A stage adaptation of Pierre La Mure's novel lacks wit and intelligence, writes TIM WALKER.

Seeing red... Moulin Rouge and the laws of diminishing returns Photo: Matt Crockett

Moulin Rouge! The Musical
Piccadilly Theatre, London, until May 28

On the plus side, Moulin Rouge! The Musical is a great big burst of life, colour and wild exuberance and the cast give it everything they’ve got. On the downside, it lacks wit, intelligence, characterisation, and, above all, a soul.

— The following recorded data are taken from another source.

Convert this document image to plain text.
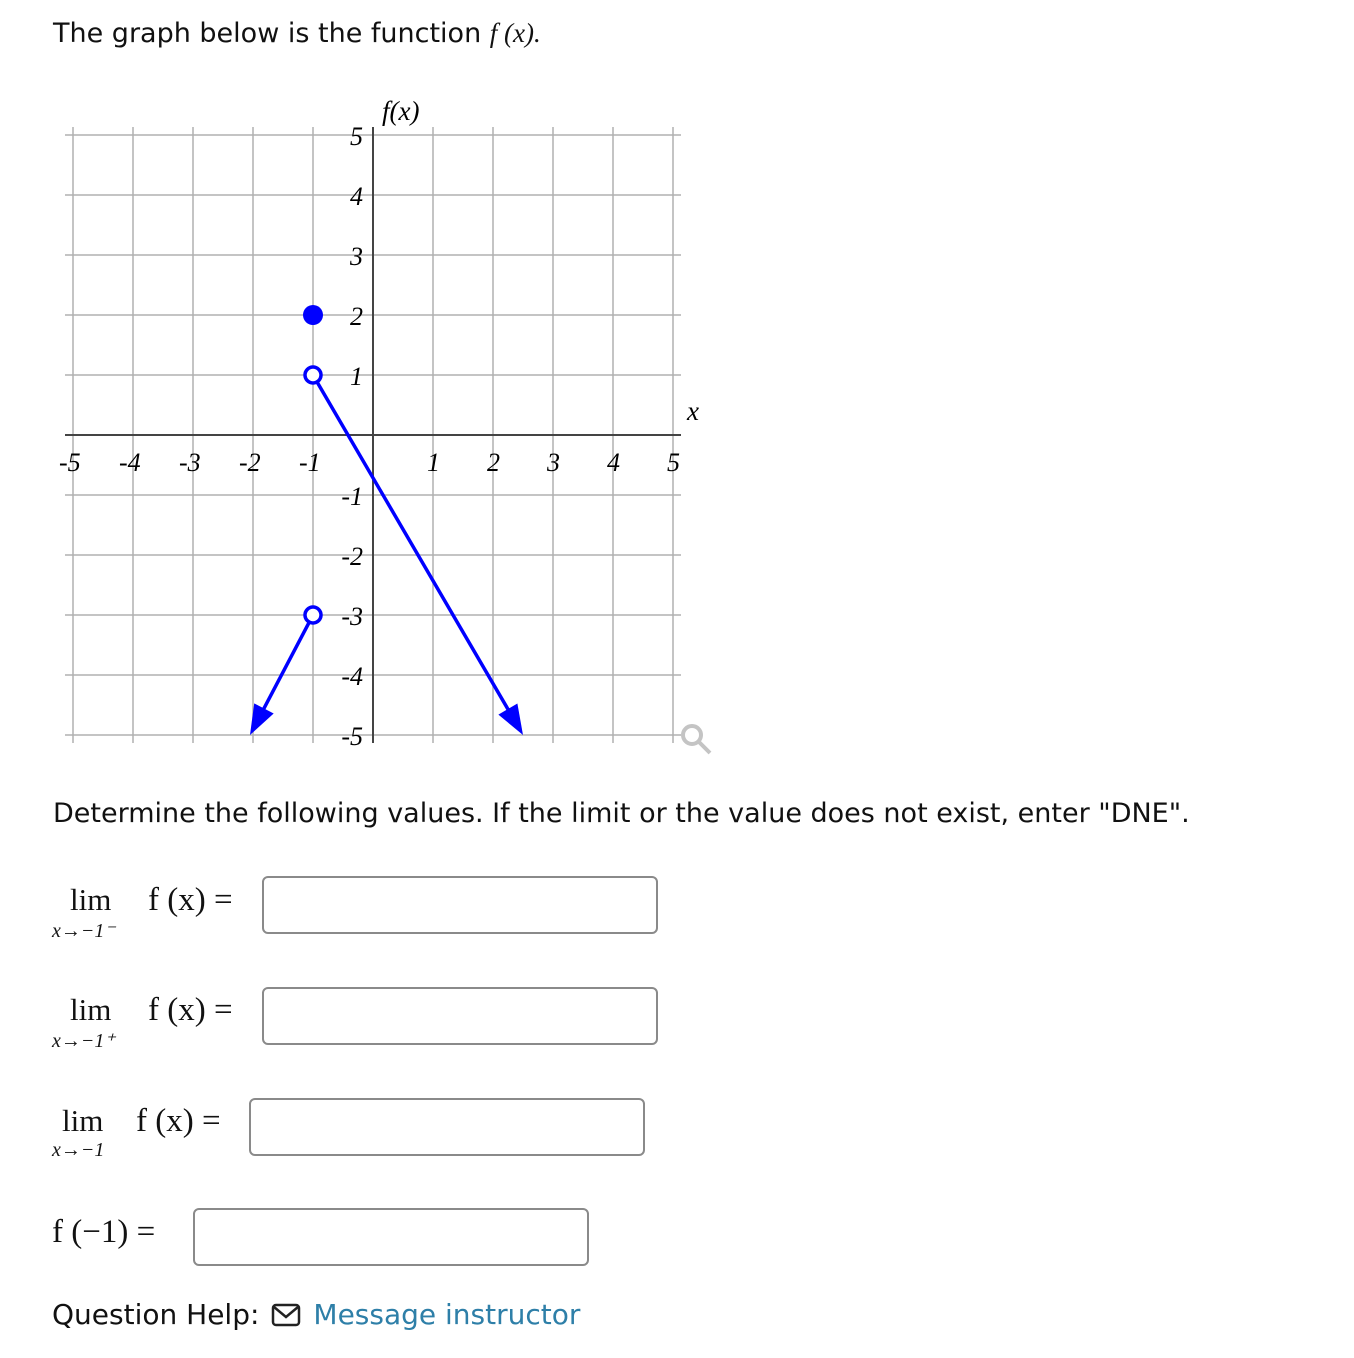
The graph below is the function f (x).
-5 -4 -3 -2 -1	1 2 3 4 5
5
4
3
2
1
-1
-2
-3
-4
-5
f(x)
x
Determine the following values. If the limit or the value does not exist, enter "DNE".
lim
x→−1⁻
f (x) =
lim
x→−1⁺
f (x) =
lim
x→−1
f (x) =
f (−1) =
Question Help: Message instructor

Originally a novel by Pierre La Mure, the story was turned into a relatively demure film by John Huston in the 1950s, when the focus was very much on the artist Toulouse-Lautrec – played by José Ferrer – and the bohemian artistic subculture of Paris in the late 19th century. Half a century on, Baz Luhrmann resurrected it as a high-octane feelgood musical movie, starring Nicole Kidman and Ewan McGregor. That was mainly intended to show the director still had a pulse after Strictly Ballroom and Romeo + Juliet.

The law of diminishing returns has now inevitably kicked in with John Logan’s stage adaptation. Toulouse-Lautrec (Jason Pennycooke) is demoted to no more than a minor comedy turn, bohemian Paris reduced to a great many high-licking ladies in lingerie, and – giving up any attempt to stick to the period – there are random, jarring bursts of Diamonds are Forever, What’s Love Got To Do With It and The Hills Are Alive With the Sound of Music.

The focus – to the extent Alex Timbers’ production focuses on anything – is the romance between the titular nightclub’s star performer Satine (Liisi LaFontaine) and Christian, an impecunious artist, played by Jamie Bogyo. Both can belt out a number, but there is no chemistry between them and neither gets any real chance to develop a character. The only reason anyone could possibly know, for instance, that Christian is an artist is because he says he is. When Satine announces she’s dying, neither of the young lovers appears to care two hoots.

As for the show’s looks, Derek McLane, obviously asked to make the stage look opulent and exciting, has done what almost all mediocre modern designers do in such circumstances and reproduced the interior of an Aberdeen Steak House, circa 1970.

For all that, the audience went wild at the end, but I think after so many attempts to put on this show had to be abandoned because of Covid, it was more out of shock that it had finally actually happened.